BLINK
Kirkland Arts Center, 620 Market, Kirkland 425-822-7161, free 11 a.m.-6 p.m. Mon.-Fri. through Fri., Nov. 16
HAVING WADED THROUGH the pastel yuppie muck that fills the galleries along Kirkland’s main drag to brimming, it’s a relief to turn the corner and find the charming old brick building that houses the Kirkland Arts Center. Once inside, if you haven’t tripped over Debbie Reichard’s small floor installation of iridescent logs, you’ll be hit with another breath of fresh air, this time in the form of experimental conceptual art. Local brainiac visionary Michael O’Maley has assembled the work of seven artists in an attempt to illustrate some of his lofty theories.
O’Maley is a smart cookie. And though his intentions are good, they are perhaps too far-reaching for the scope of this small exhibition. While the artwork is good, it often stands up better on its own than weighed under the statements of an erudite curator grasping to make all the wily hairs fit into a neatly coiffed package.
“Each blink is the point at which the individual interacts with, and perpetually re-evaluates, the wider universe,” O’Maley writes. With “Blink,” O’Maley hopes to explore personal subjectivity in a sea of cultural constructions. What’s really effective in “Blink,” however, beyond any grandiose aspirations to deconstruct cultural iconography, is the work’s ability to play with perception.
Strikingly juxtaposed in the main gallery are Paul Sacaridiz and Jennifer Lapham’s collaborative landscape mural and Debbie Reichard’s fragile-looking log pile. Both are devoid of color. Sacaridiz and Lapham’s enormous work is a paint-by-numbers mountain scene. From a small distance, the scene is discernable. As one approaches the wall, however, the viewer is lost in a sea of undulating black lines, an abstract grid that implies three-dimensionality like a topographical map. Mountains vanish, replaced by pattern. Reichard’s logs, placed in quintessential campfire configuration, are translucent like delicate ice sculptures or fragile cast glass. (As many visitors tripped over the installation, knocking logs asunder while roaming the gallery, it became clear that these objects were made of tough synthetic.) These works present familiar imagery and recognizable icons, and then shatter all previously held notions of the qualities that such imagery should possess. The mind first insists on inserting the missing elements-color, context, frame-then must grasp for meaning as it accepts that those comforting elements are missing.
Rob deMar’s intimate 3-D landscape depicts a tiny section of thick forest in green pipe cleaners. Like Reichard’s logs, here is the irony of the organic world crafted from completely synthetic materials. And, just as the paint-by-numbers mural evokes thousands of canned, overused images from the visual lexicon of advertising, this cramped forest scene is a tongue-in-cheek encapsulation of Nature with a capital N, so far removed from the real thing that it not only reveals the inherent artifice in landscape as an art historical genre, but pokes fun at the cultural construction of “nature” or “the outdoors” as commodities removed from everyday life.

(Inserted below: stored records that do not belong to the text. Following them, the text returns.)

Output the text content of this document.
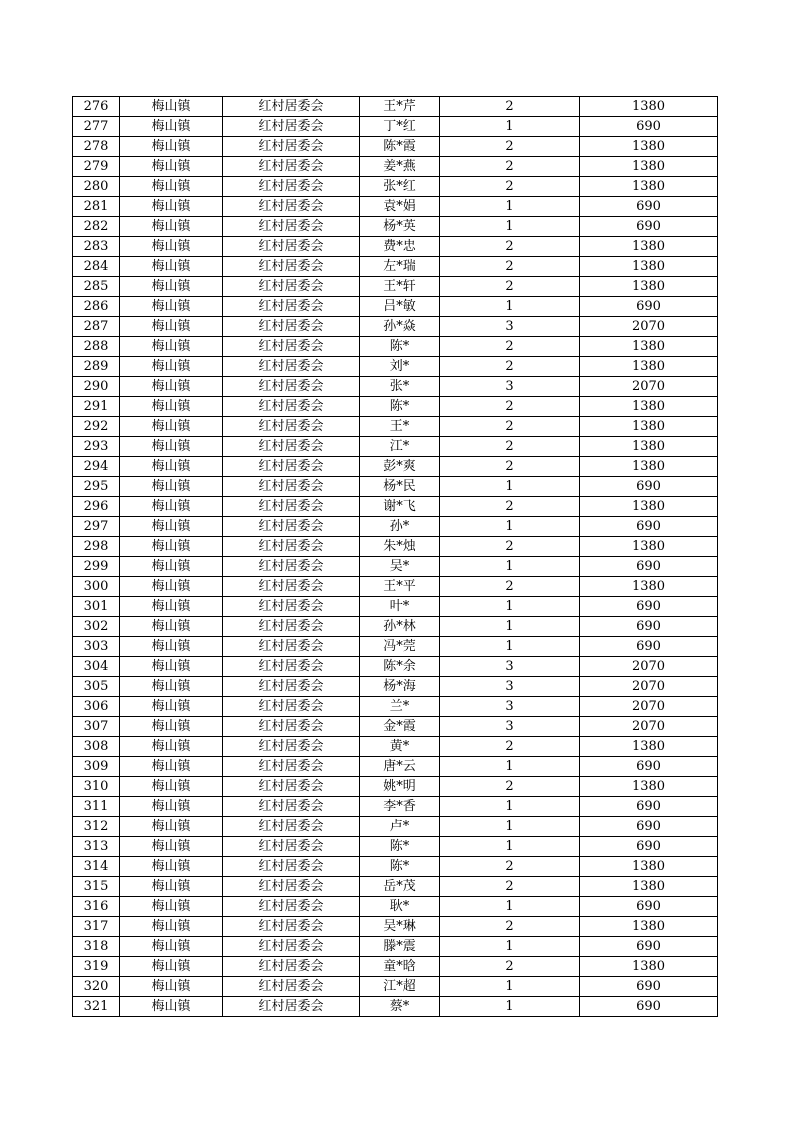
276	梅山镇	红村居委会	王*芹	2	1380
277	梅山镇	红村居委会	丁*红	1	690
278	梅山镇	红村居委会	陈*霞	2	1380
279	梅山镇	红村居委会	姜*燕	2	1380
280	梅山镇	红村居委会	张*红	2	1380
281	梅山镇	红村居委会	袁*娟	1	690
282	梅山镇	红村居委会	杨*英	1	690
283	梅山镇	红村居委会	费*忠	2	1380
284	梅山镇	红村居委会	左*瑞	2	1380
285	梅山镇	红村居委会	王*轩	2	1380
286	梅山镇	红村居委会	吕*敏	1	690
287	梅山镇	红村居委会	孙*焱	3	2070
288	梅山镇	红村居委会	陈*	2	1380
289	梅山镇	红村居委会	刘*	2	1380
290	梅山镇	红村居委会	张*	3	2070
291	梅山镇	红村居委会	陈*	2	1380
292	梅山镇	红村居委会	王*	2	1380
293	梅山镇	红村居委会	江*	2	1380
294	梅山镇	红村居委会	彭*爽	2	1380
295	梅山镇	红村居委会	杨*民	1	690
296	梅山镇	红村居委会	谢*飞	2	1380
297	梅山镇	红村居委会	孙*	1	690
298	梅山镇	红村居委会	朱*烛	2	1380
299	梅山镇	红村居委会	吴*	1	690
300	梅山镇	红村居委会	王*平	2	1380
301	梅山镇	红村居委会	叶*	1	690
302	梅山镇	红村居委会	孙*林	1	690
303	梅山镇	红村居委会	冯*莞	1	690
304	梅山镇	红村居委会	陈*余	3	2070
305	梅山镇	红村居委会	杨*海	3	2070
306	梅山镇	红村居委会	兰*	3	2070
307	梅山镇	红村居委会	金*霞	3	2070
308	梅山镇	红村居委会	黄*	2	1380
309	梅山镇	红村居委会	唐*云	1	690
310	梅山镇	红村居委会	姚*明	2	1380
311	梅山镇	红村居委会	李*香	1	690
312	梅山镇	红村居委会	卢*	1	690
313	梅山镇	红村居委会	陈*	1	690
314	梅山镇	红村居委会	陈*	2	1380
315	梅山镇	红村居委会	岳*茂	2	1380
316	梅山镇	红村居委会	耿*	1	690
317	梅山镇	红村居委会	吴*琳	2	1380
318	梅山镇	红村居委会	滕*震	1	690
319	梅山镇	红村居委会	童*晗	2	1380
320	梅山镇	红村居委会	江*超	1	690
321	梅山镇	红村居委会	蔡*	1	690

Ever captivating, Phil Roach’s elaborate miniature environments are domestic interiors only viewable through eyepieces embedded into a thrift-store painting. This work tests perception quite literally, defying logic and turning our expectations of engagement with the standard painting format inside out. The blink, or double take, enacted here is an exaggerated one in which we must physically participate. In one moment, we’re confronted with bad, amateurish art; in the next, as we voyeuristically peep into a seemingly private dwelling, we find that we are peering into dreamlike states of mind, into a private reality that is impossible in scale and irrational in content. The perception that the tiny dollhouse rooms are more real than the painting’s attempt at representation underscores the artifice of both.
Several video works by James Hegge give subjectivity to inanimate objects by filming from obscure vantage points, as if the objects themselves had eyes. Familiar scenarios become twisted and difficult to comprehend, forcing a sharpened perception within a narrowed scope. A few segments of these are quite stunning in their chaotic rhythms, but I’m not quite sure how they uphold O’Maley’s vision. The same goes for Paul Metevier’s surfboard, custom painted and suspended on a large spring rising from the floor. The object does imply a landscape and movement that is frustratingly absent just as color is absent from the paint-by-numbers scene and the logs, but we blink and blink and our perception remains the same.
Nonetheless, the work in “Blink” is filled with visual riddles and conceptual hoops to jump, a refreshing foray into the realm of the intellectual that is rarely seen in Kirkland and is worth a day trip.